Tuesday, August 01, 2006

Sideshow

Today I was at the huge SIGGRAPH international annual convention on Computer Graphics and Interactive Technologies, wandering around as an uncommitted flaneur beholding digital wonders. Unfortunately, due to fatigue after a long drive to Dartmouth to see the very interesting work being done at the Virtual Terrorism Response Academy yesterday, I missed the SIGGRAPH Fashion Show. There's a lot to take in and many ways that a cultural critic could analyze it; both Erkki Huhtamo and Lev Manovich have commented on SIGGRAPH's spectacles in the past.

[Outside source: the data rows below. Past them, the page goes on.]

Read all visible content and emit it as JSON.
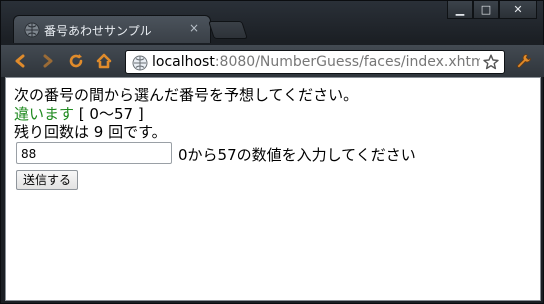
{
  "window": {
    "minimize": "▁",
    "maximize": "□",
    "close": "✕"
  },
  "tab": {
    "title": "番号あわせサンプル",
    "close": "×"
  },
  "toolbar": {
    "back_icon": "arrow-left",
    "forward_icon": "arrow-right",
    "reload_icon": "reload",
    "home_icon": "home",
    "wrench_icon": "wrench"
  },
  "address": {
    "host": "localhost",
    "rest": ":8080/NumberGuess/faces/index.xhtml"
  },
  "page": {
    "instruction": "次の番号の間から選んだ番号を予想してください。",
    "wrong_label": "違います",
    "range": "[ 0〜57 ]",
    "remaining": "残り回数は 9 回です。",
    "input_value": "88",
    "error": "0から57の数値を入力してください",
    "submit": "送信する"
  },
  "colors": {
    "wrong": "#1f8a1f",
    "error": "#d10000"
  }
}
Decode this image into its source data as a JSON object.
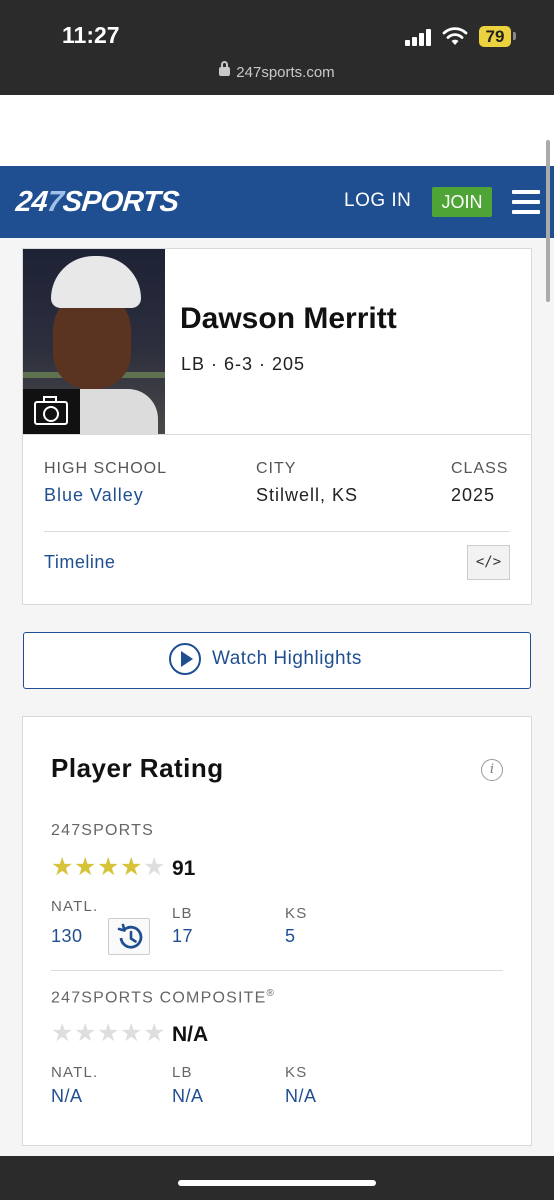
{
  "status_bar": {
    "time": "11:27",
    "battery": "79",
    "url": "247sports.com"
  },
  "nav": {
    "logo_main": "24",
    "logo_seven": "7",
    "logo_sports": "SPORTS",
    "login": "LOG IN",
    "join": "JOIN"
  },
  "player": {
    "name": "Dawson Merritt",
    "meta": "LB · 6-3 · 205"
  },
  "info": {
    "high_school_label": "HIGH SCHOOL",
    "high_school": "Blue Valley",
    "city_label": "CITY",
    "city": "Stilwell, KS",
    "class_label": "CLASS",
    "class": "2025"
  },
  "timeline": "Timeline",
  "embed_symbol": "</>",
  "watch_highlights": "Watch Highlights",
  "rating": {
    "title": "Player Rating",
    "info_symbol": "i",
    "sports247": {
      "label": "247SPORTS",
      "stars": 4,
      "max_stars": 5,
      "score": "91",
      "natl_label": "NATL.",
      "natl": "130",
      "pos_label": "LB",
      "pos": "17",
      "state_label": "KS",
      "state": "5"
    },
    "composite": {
      "label": "247SPORTS COMPOSITE",
      "reg": "®",
      "stars": 0,
      "max_stars": 5,
      "score": "N/A",
      "natl_label": "NATL.",
      "natl": "N/A",
      "pos_label": "LB",
      "pos": "N/A",
      "state_label": "KS",
      "state": "N/A"
    }
  },
  "colors": {
    "brand_blue": "#1f4f91",
    "join_green": "#4ea535",
    "star_gold": "#d6c33a"
  }
}
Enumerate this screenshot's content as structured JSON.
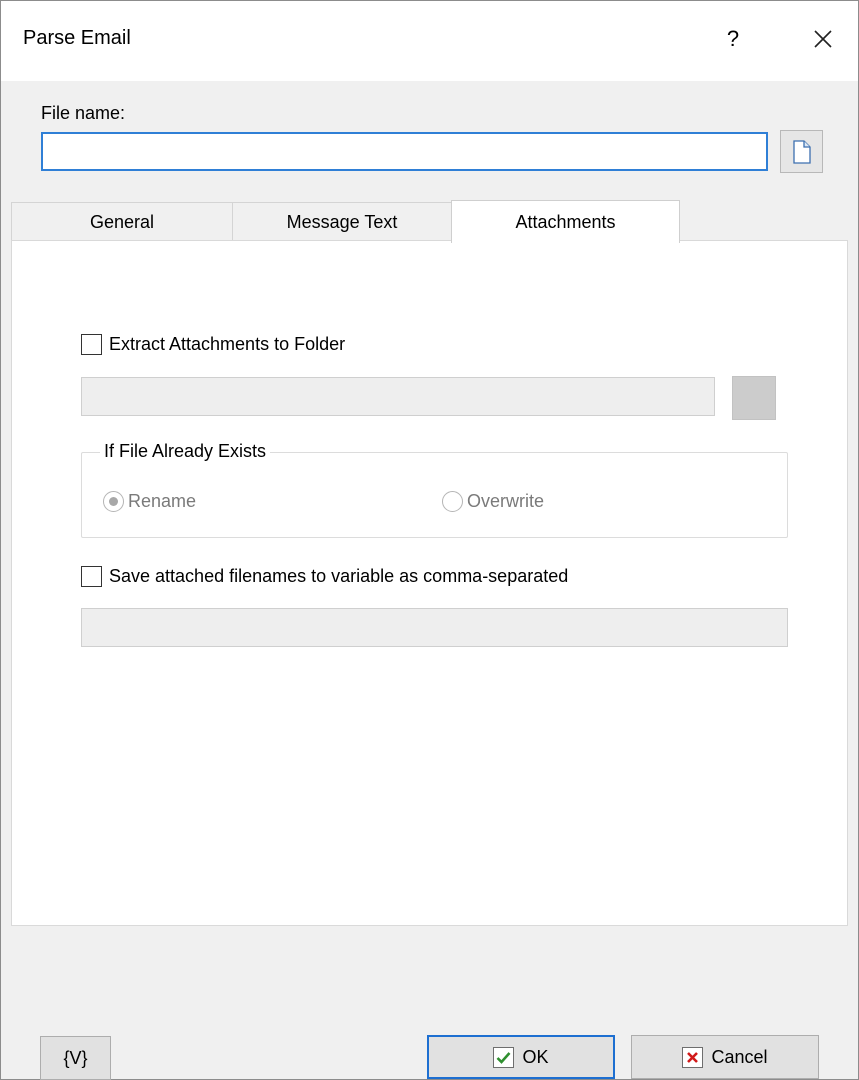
{
  "window": {
    "title": "Parse Email",
    "help_label": "?"
  },
  "file": {
    "label": "File name:",
    "value": "",
    "placeholder": ""
  },
  "tabs": [
    {
      "label": "General",
      "active": false
    },
    {
      "label": "Message Text",
      "active": false
    },
    {
      "label": "Attachments",
      "active": true
    }
  ],
  "attachments": {
    "extract_checkbox": {
      "label": "Extract Attachments to Folder",
      "checked": false
    },
    "folder_value": "",
    "group_title": "If File Already Exists",
    "radio_rename": {
      "label": "Rename",
      "checked": true,
      "enabled": false
    },
    "radio_overwrite": {
      "label": "Overwrite",
      "checked": false,
      "enabled": false
    },
    "save_checkbox": {
      "label": "Save attached filenames to variable as comma-separated",
      "checked": false
    },
    "variable_value": ""
  },
  "footer": {
    "variables_button": "{V}",
    "ok_button": "OK",
    "cancel_button": "Cancel"
  },
  "colors": {
    "focus_border": "#2f7fd6",
    "ok_check": "#2f8f2f",
    "cancel_x": "#d11a1a"
  },
  "icons": {
    "browse": "document-icon",
    "ok": "checkmark-icon",
    "cancel": "x-icon",
    "close": "close-icon"
  }
}
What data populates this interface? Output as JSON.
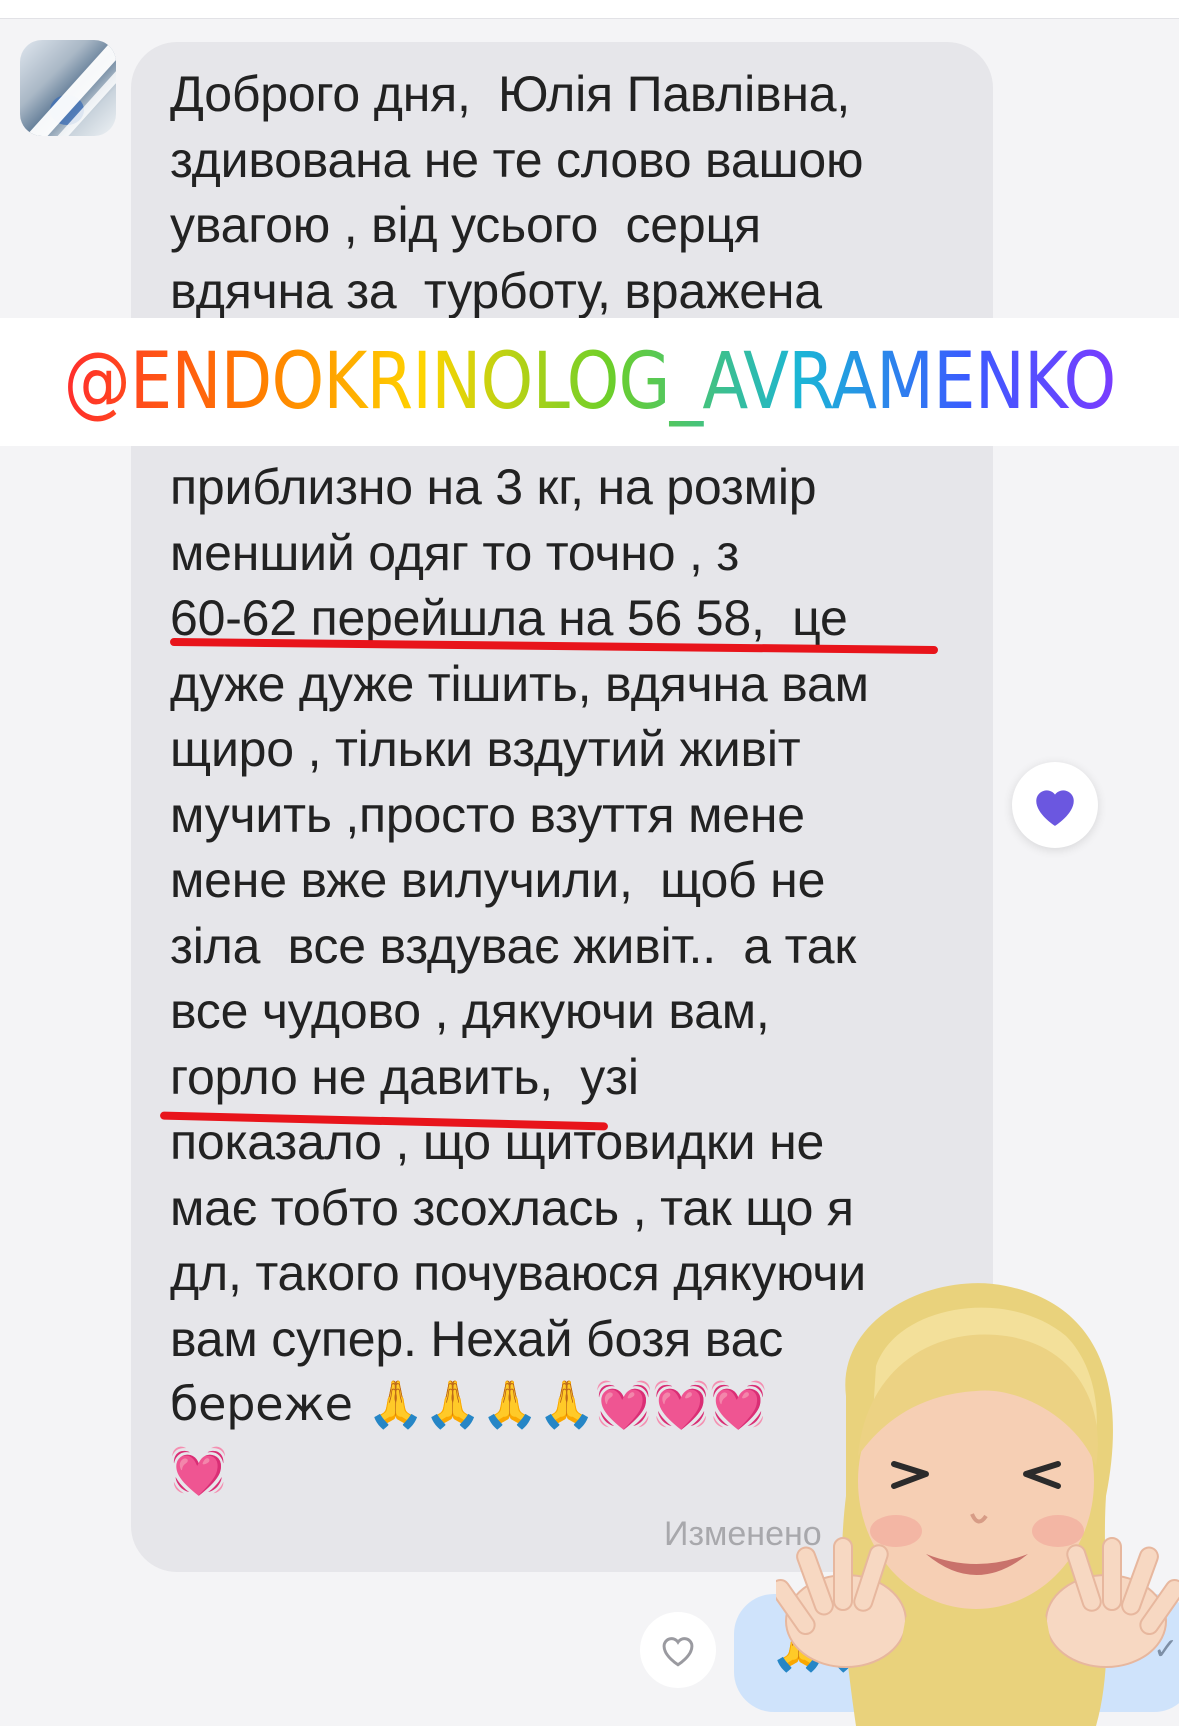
{
  "chat": {
    "message_lines": [
      "Доброго дня,  Юлія Павлівна,",
      "здивована не те слово вашою",
      "увагою , від усього  серця",
      "вдячна за  турботу, вражена",
      "",
      "",
      "приблизно на 3 кг, на розмір",
      "менший одяг то точно , з",
      "60-62 перейшла на 56 58,  це",
      "дуже дуже тішить, вдячна вам",
      "щиро , тільки вздутий живіт",
      "мучить ,просто взуття мене",
      "мене вже вилучили,  щоб не",
      "зіла  все вздуває живіт..  а так",
      "все чудово , дякуючи вам,",
      "горло не давить,  узі",
      "показало , що щитовидки не",
      "має тобто зсохлась , так що я",
      "дл, такого почуваюся дякуючи",
      "вам супер. Нехай бозя вас",
      "береже 🙏🙏🙏🙏💓💓💓",
      "💓"
    ],
    "edited_label": "Изменено",
    "outgoing_text": "🙏🙏🙏",
    "read_ticks": "✓✓"
  },
  "overlay": {
    "handle": "@ENDOKRINOLOG_AVRAMENKO"
  },
  "reactions": {
    "incoming": "purple-heart-icon",
    "outgoing_like": "heart-outline-icon"
  },
  "colors": {
    "bubble_incoming": "#e6e6ea",
    "bubble_outgoing": "#cfe3fb",
    "underline": "#e8141b",
    "reaction_heart": "#6b57e0"
  }
}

I picked up and held the creepy little_one, fished for virtual fish with a fishing pole that tugged with their activity, played hopscotch across glowing squares in the MOVE project at UCLA, shouted at the eerily responsive oily magnetic sculpture by Sachiko Kodama, loitered about with the vest-wearing unspoken_boston_siggraph people with glowing LED messages like "This is Crap" and "I Want to Fart," and waved my red/green paddle in the huge Electronic Theater to manipulate the massively multiplayer Etch-a-Sketch.

I'm always interested in the difference between when technology prevents representation and when ideology prevents it. Now that human social, rhetorical, and political interactions are being modeled in virtual space, it is interesting to observe the constraints on what can be depicted caused by the limitations of the available algorithms.

I also stopped by the Open Source Pavilion at SIGGRAPH, which claimed a substantial chunk of exhibit real estate on the convention center floor despite the looming presence of corporate giants in the neighborhood.

SIGGRAPH is a remarkable organization, which continues to manage to negotiate the tension between the open exchange of information about digital technology represented by the organization’s sponsorship of courses, academic papers, training opportunities, and poster sessions and the understandable stinginess about proprietary knowledge associated with the corporate partners on whom SIGGRAPH depends for large-scale support.

There were a number of interesting panels today. Apparently at the “So You Want to Create Content: Licenses, Copyrights, and Other Things to Think About” the big idea was trademark, which certainly put a chill down my free culture spine. I attended the “Ethics in Image Manipulation” panel, which raised important questions about the moral responsibility of artists who alter images used in photojournalism and video news. I spoke to several people who worked on erasing the other civil rights activists from near the podium of Martin Luther King’s “I Have a Dream Speech” for an Alcatel commercial, who said that there were passionate discussions at Industrial Light and Magic over right and wrong while it was being done.

Now that E3 will cease to be in its present form, it will be interesting to see if SIGGRAPH becomes a venue for more promotion of splashy digital entertainment or if it takes the death of E3 to be a bellwether for an overextended big-budget business model.